Alabama Living Will Template
This document serves as a Living Will, in accordance with the Alabama Advance Directive for Health Care Act. It is specifically designed to express the wishes of the undersigned regarding medical treatment in circumstances where they are no longer able to communicate their decisions themselves.
Part I: Information of the Principal
Full Name: ___________________________________________
Date of Birth: ________________________________________
Address: _____________________________________________
City: _____________________ State: AL Zip: ______________
Phone Number: _______________________________________
Part II: Directive
I, ________________ [insert your name], being of sound mind, hereby direct that my healthcare providers and others involved in my care provide, withhold, or withdraw treatment in accordance with the choices I have marked below, should I become unable to communicate my healthcare decisions due to illness or injury.

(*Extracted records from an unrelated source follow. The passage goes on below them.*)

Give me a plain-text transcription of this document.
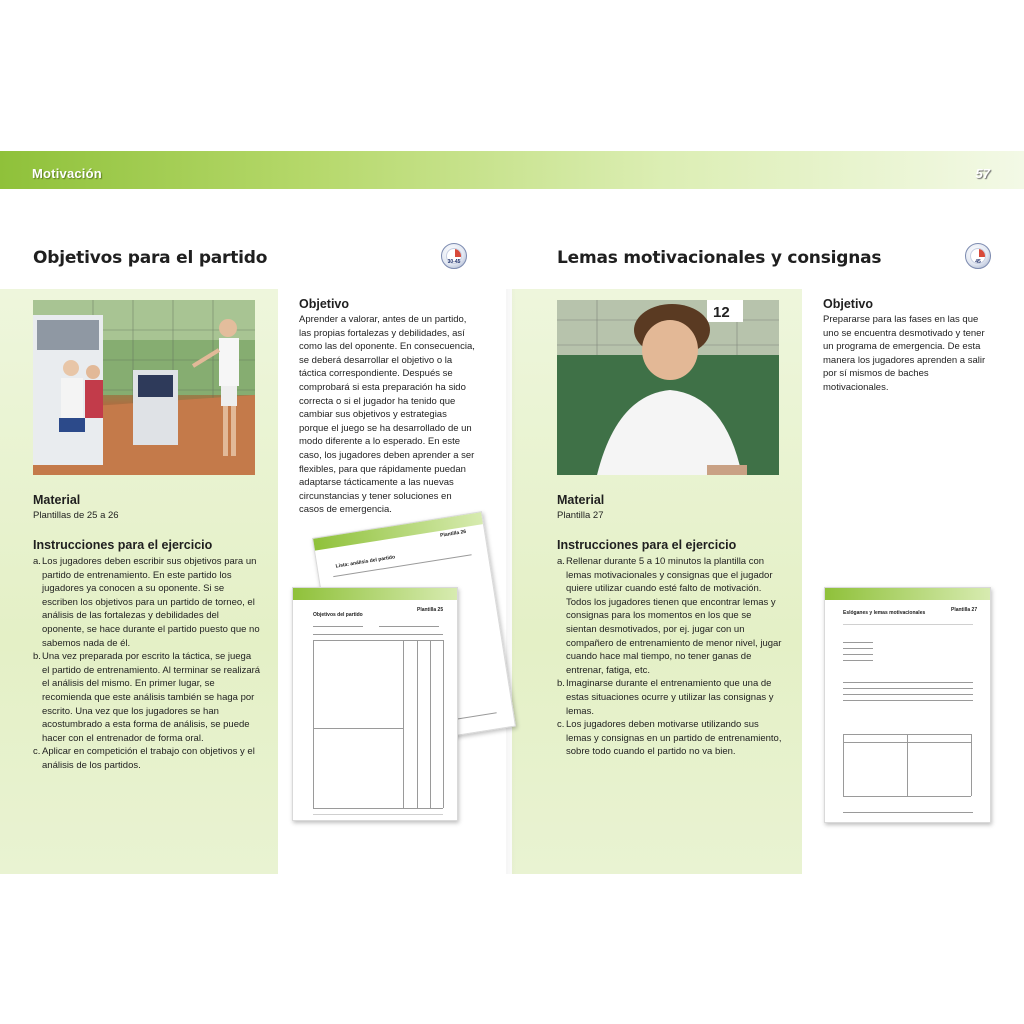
Motivación	57
Objetivos para el partido	30-45	Lemas motivacionales y consignas	45
12
Material
Plantillas de 25 a 26
Instrucciones para el ejercicio
a. Los jugadores deben escribir sus objetivos para un partido de entrenamiento. En este partido los jugadores ya conocen a su oponente. Si se escriben los objetivos para un partido de torneo, el análisis de las fortalezas y debilidades del oponente, se hace durante el partido puesto que no sabemos nada de él.
b. Una vez preparada por escrito la táctica, se juega el partido de entrenamiento. Al terminar se realizará el análisis del mismo. En primer lugar, se recomienda que este análisis también se haga por escrito. Una vez que los jugadores se han acostumbrado a esta forma de análisis, se puede hacer con el entrenador de forma oral.
c. Aplicar en competición el trabajo con objetivos y el análisis de los partidos.
Objetivo
Aprender a valorar, antes de un partido, las propias fortalezas y debilidades, así como las del oponente. En consecuencia, se deberá desarrollar el objetivo o la táctica correspondiente. Después se comprobará si esta preparación ha sido correcta o si el jugador ha tenido que cambiar sus objetivos y estrategias porque el juego se ha desarrollado de un modo diferente a lo esperado. En este caso, los jugadores deben aprender a ser flexibles, para que rápidamente puedan adaptarse tácticamente a las nuevas circunstancias y tener soluciones en casos de emergencia.
Lista: análisis del partido
Plantilla 26
Objetivos del partido
Plantilla 25
Material
Plantilla 27
Instrucciones para el ejercicio
a. Rellenar durante 5 a 10 minutos la plantilla con lemas motivacionales y consignas que el jugador quiere utilizar cuando esté falto de motivación. Todos los jugadores tienen que encontrar lemas y consignas para los momentos en los que se sientan desmotivados, por ej. jugar con un compañero de entrenamiento de menor nivel, jugar cuando hace mal tiempo, no tener ganas de entrenar, fatiga, etc.
b. Imaginarse durante el entrenamiento que una de estas situaciones ocurre y utilizar las consignas y lemas.
c. Los jugadores deben motivarse utilizando sus lemas y consignas en un partido de entrenamiento, sobre todo cuando el partido no va bien.
Objetivo
Prepararse para las fases en las que uno se encuentra desmotivado y tener un programa de emergencia. De esta manera los jugadores aprenden a salir por sí mismos de baches motivacionales.
Eslóganes y lemas motivacionales	Plantilla 27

When this Living Will becomes effective: This Living Will shall become effective when my attending physician determines that I am no longer able to understand, make, or communicate my healthcare decisions and I am in any one of the following conditions:
- In a terminal condition
- In a state of permanent unconsciousness
- In a vegetative state
Life-Sustaining Treatment Choices: In the situations mentioned above, I direct the following actions to be taken concerning life-sustaining treatment:
- I wish to receive all available life-sustaining treatments, including artificially provided nutrition and hydration.
- I wish to receive life-sustaining treatments except for the following: _____________ ___________________________________________.

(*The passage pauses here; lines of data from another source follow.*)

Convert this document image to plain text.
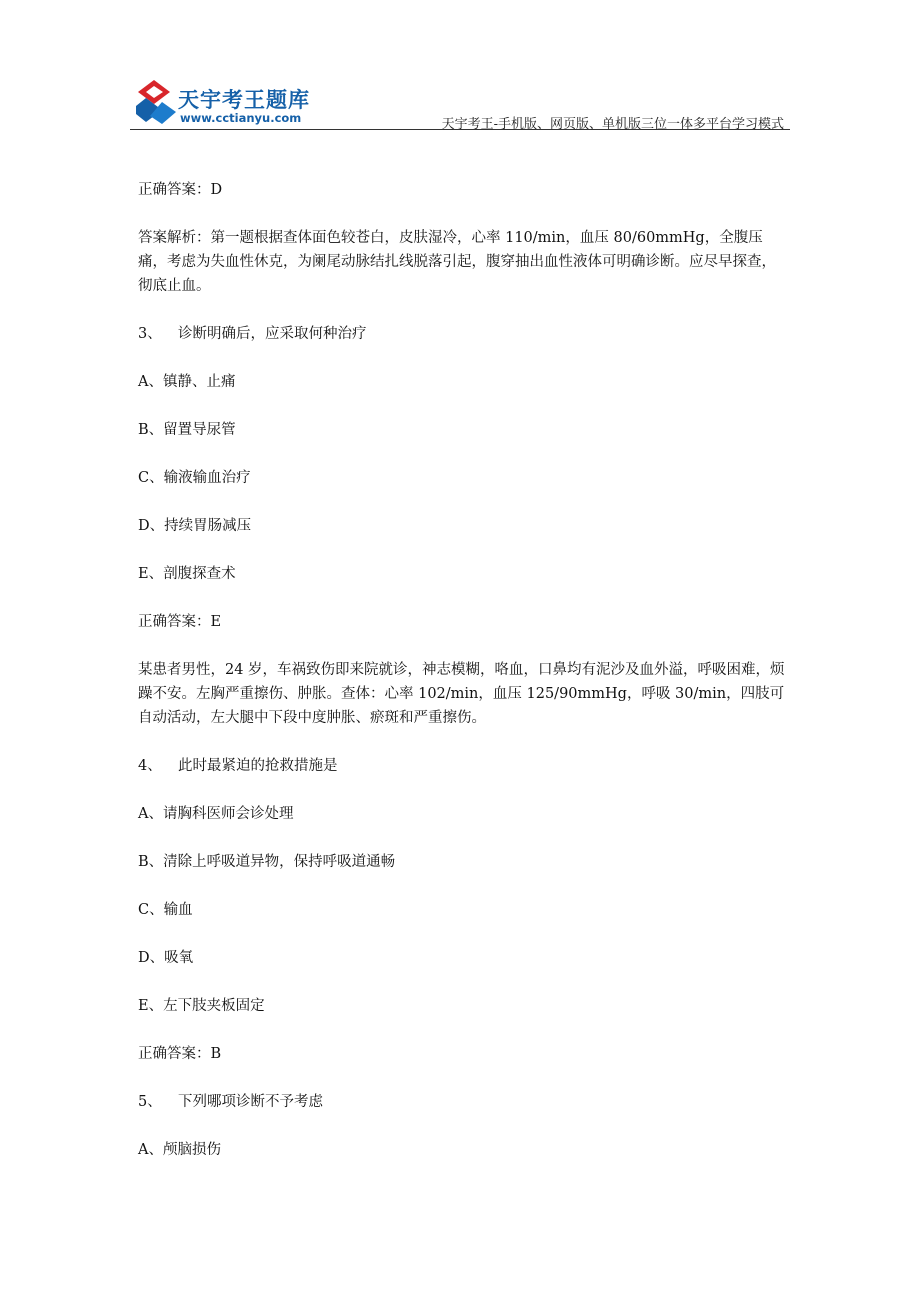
天宇考王题库
www.cctianyu.com	天宇考王-手机版、网页版、单机版三位一体多平台学习模式

正确答案：D

答案解析：第一题根据查体面色较苍白，皮肤湿冷，心率 110/min，血压 80/60mmHg，全腹压痛，考虑为失血性休克，为阑尾动脉结扎线脱落引起，腹穿抽出血性液体可明确诊断。应尽早探查，彻底止血。

3、 诊断明确后，应采取何种治疗

A、镇静、止痛

B、留置导尿管

C、输液输血治疗

D、持续胃肠减压

E、剖腹探查术

正确答案：E

某患者男性，24 岁，车祸致伤即来院就诊，神志模糊，咯血，口鼻均有泥沙及血外溢，呼吸困难，烦躁不安。左胸严重擦伤、肿胀。查体：心率 102/min，血压 125/90mmHg，呼吸 30/min，四肢可自动活动，左大腿中下段中度肿胀、瘀斑和严重擦伤。

4、 此时最紧迫的抢救措施是

A、请胸科医师会诊处理

B、清除上呼吸道异物，保持呼吸道通畅

C、输血

D、吸氧

E、左下肢夹板固定

正确答案：B

5、 下列哪项诊断不予考虑

A、颅脑损伤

- I do not wish to receive any life-sustaining treatments, including artificially provided nutrition and hydration.
Part III: Signature
By signing below, I affirm that I am emotionally and mentally competent to make this Living Will and I understand its contents.
Signature: ____________________________________ Date: __________________
Witness: _____________________________________ Date: __________________
State of Alabama County of ________________
Sworn to and subscribed before me this _____ day of _________, 20___.